Taking the podium shortly thereafter, Pence echoed the sentiment: “We must also stand strong against… the one government in the world that denies the Holocaust as a matter of state policy and calls to wipe Israel off the map. The world must stand strong against the Islamic Republic of Iran,” Pence said.

For his part, Russian President Vladimir Putin – while reinforcing that “this [Holocaust] remembrance is our shared responsibility to the past and the future,” and while arguing that Russia had “paid the highest price” in vanquishing Hitler’s Germany – stated that “these death camps were operated not just by Nazis but by their henchmen in various countries.”

The latter comments were construed as another shot at Poland, with which Moscow has been engaged in a bitter war-of-words over alleged World War II revisionism.

But the central theme of remembrance, and to invoke its lessons so as not to repeat the past, was the thread that bound all the speeches together.

In this respect, a regretful President Frank-Walter Steinmeier said that Germans needed, in perpetuity, to internalize that it was their country that had perpetrated the Holocaust, while repeatedly invoking the phrase, “Never Again.”

“Here at Yad Vashem burns the Eternal Flame in remembrance of the victims the Shoah. This place reminds us of their suffering. The suffering of millions. And it reminds us of their lives – each individual life,” Steinmeier began.

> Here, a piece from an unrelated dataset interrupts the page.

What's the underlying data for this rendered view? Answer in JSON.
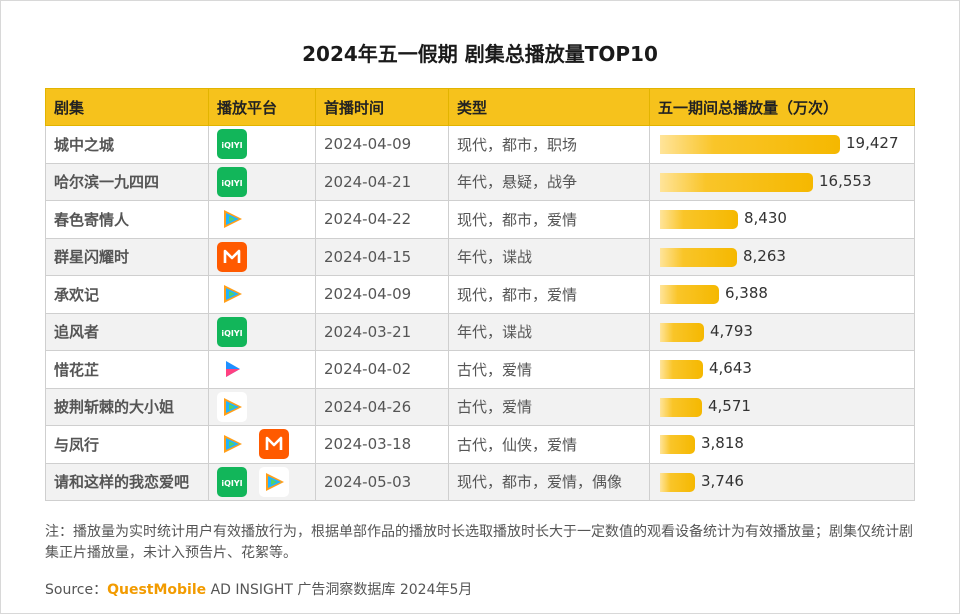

“Germans deported them,” he then stressed. “Germans burned numbers on their forearms. Germans tried to dehumanize them … to erase all memory of them in the extermination camps.

“They did not succeed.”

Indeed, this message was front and center on Thursday: that the Jewish people, despite facing extinction only a few generations ago, and amid a global resurgence in anti-Semitism, has built a powerhouse state in their ancestral homeland.